When they initially got involved, AECOM was comprised of three businesses: (1) The Design and Consulting Services (“DCS”) – one of the largest engineering and planning consultancies globally that has market-leading franchises within the water and transportation verticals; (2) Management Services (“MS”), a U.S. Federal Contractor assisting the Defense and Energy departments; and (3) Construction Services (“CS”), a building and civil construction franchise with leading positions in NY and California and in the national sports arena construction market.
Starboard was urging AECOM to divest the non-core businesses (MS and CS) and focus on the operations of the core business (DCS), where Starboard saw an opportunity for operational improvements. The DCS business was operating at a 310 basis-point EBITDA margin gap to its closest peers. Starboard saw opportunities to manage delivery margin, address heightened non-billable employee costs and other corporate overhead and focus on selling its suite of services in a client-centric manner.

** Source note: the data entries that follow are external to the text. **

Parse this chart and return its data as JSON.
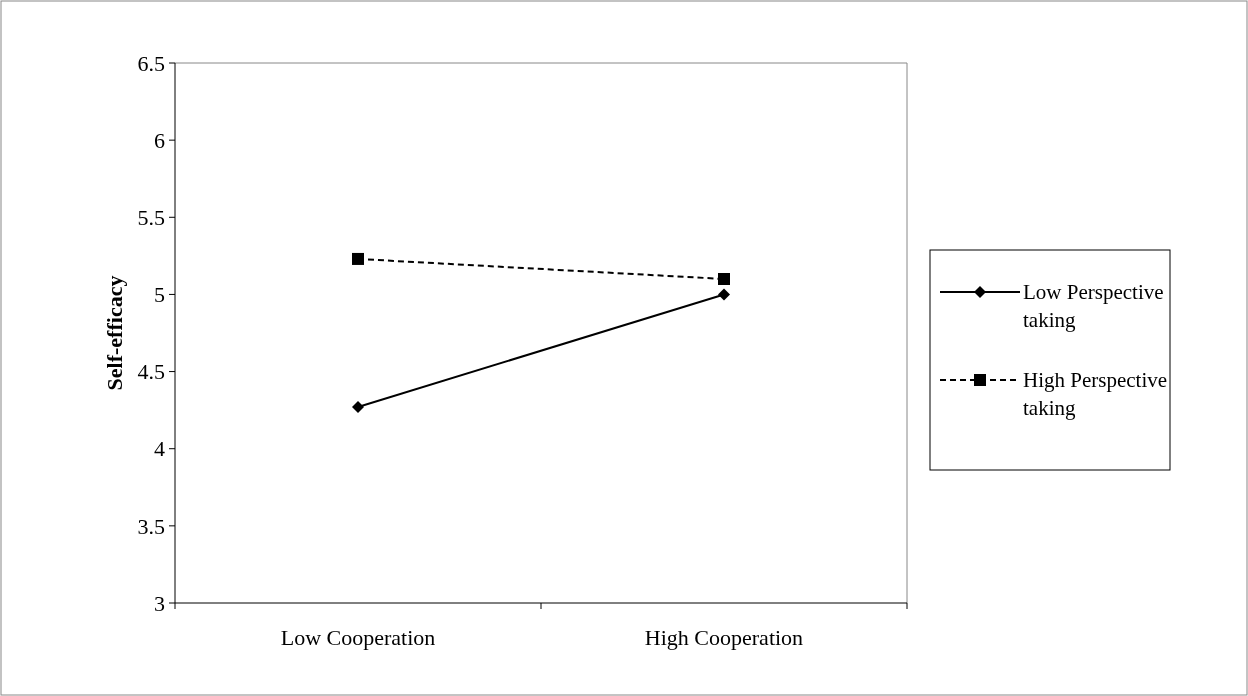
{
  "chart_data": {
    "type": "line",
    "ylabel": "Self-efficacy",
    "categories": [
      "Low Cooperation",
      "High Cooperation"
    ],
    "ylim": [
      3,
      6.5
    ],
    "yticks": [
      3,
      3.5,
      4,
      4.5,
      5,
      5.5,
      6,
      6.5
    ],
    "grid": false,
    "legend": "right",
    "series": [
      {
        "name": "Low Perspective taking",
        "color": "#000000",
        "values": [
          4.27,
          5.0
        ],
        "marker": "diamond",
        "line_style": "solid"
      },
      {
        "name": "High Perspective taking",
        "color": "#000000",
        "values": [
          5.23,
          5.1
        ],
        "marker": "square",
        "line_style": "dashed"
      }
    ]
  }
}
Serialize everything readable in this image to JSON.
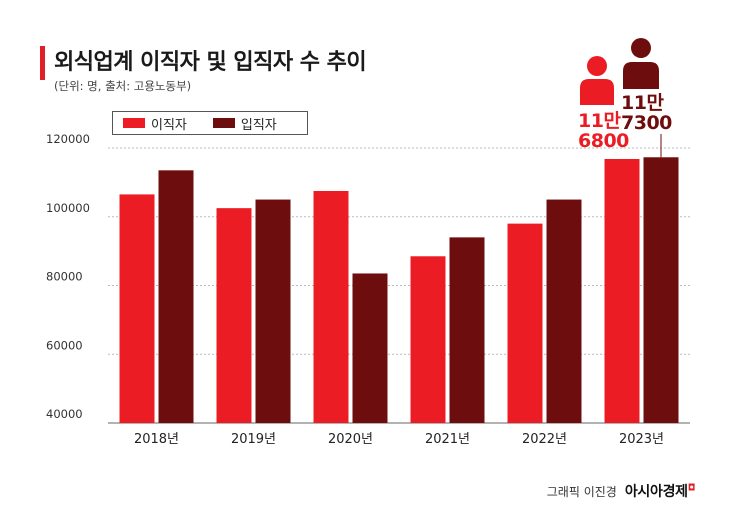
{
  "header": {
    "title": "외식업계 이직자 및 입직자 수 추이",
    "subtitle": "(단위: 명, 출처: 고용노동부)"
  },
  "legend": {
    "series1": "이직자",
    "series2": "입직자"
  },
  "callouts": {
    "leavers": {
      "line1": "11만",
      "line2": "6800"
    },
    "joiners": {
      "line1": "11만",
      "line2": "7300"
    }
  },
  "credit": {
    "graphic": "그래픽 이진경",
    "brand": "아시아경제"
  },
  "colors": {
    "series1": "#ec1c24",
    "series2": "#6e0d0d",
    "accent": "#e02027",
    "grid": "#bbbbbb"
  },
  "icons": [
    "person-icon-red",
    "person-icon-dark"
  ],
  "chart_data": {
    "type": "bar",
    "categories": [
      "2018년",
      "2019년",
      "2020년",
      "2021년",
      "2022년",
      "2023년"
    ],
    "series": [
      {
        "name": "이직자",
        "values": [
          106500,
          102500,
          107500,
          88500,
          98000,
          116800
        ]
      },
      {
        "name": "입직자",
        "values": [
          113500,
          105000,
          83500,
          94000,
          105000,
          117300
        ]
      }
    ],
    "yticks": [
      40000,
      60000,
      80000,
      100000,
      120000
    ],
    "ylim": [
      40000,
      120000
    ],
    "grid": true,
    "legend_position": "top-left"
  }
}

Through an agreement on Nov. 22, 2019, Peter A. Feld, Robert G. Card and Jacqueline C. Hinman were appointed to the board. On Jan. 31, AECOM sold the MS business to affiliates of American Securities and Lindsay Goldberg for $2.405 billion and in the first quarter of 2020, it reorganized its operating and reporting structure, resulting in the discontinuation of certain businesses within the former CS segment.
However, just when the strategic activism was finished and the DCS operational activism was beginning, Starboard’s activism hit a snag. On June 12, Feld resigned as a director of the company due to his disagreement with the board in connection with the CEO search process. While Feld was replaced with a Starboard designee — and Starboard still has three directors on the board — they do their best activist work when a principal of Starboard is one of the company directors. Moreover, his resignation is a signal that Starboard’s board representatives were not as persuasive here as they generally are in bringing most of the board to their side.
While this has not been a smooth-sailing activist campaign for Starboard, it has not significantly affected their ability to create value. When they first announced their position, the stock was trading at $36.54 per share. Today, it is trading at $51.89, a 42.01% return for Starboard during a time when the S&P500 returned only 22.59%.
Ken Squire is the founder and president of 13D Monitor, an institutional research service on shareholder activism, and the founder and portfolio manager of the 13D Activist Fund, a mutual fund that invests in a portfolio of activist 13D investments.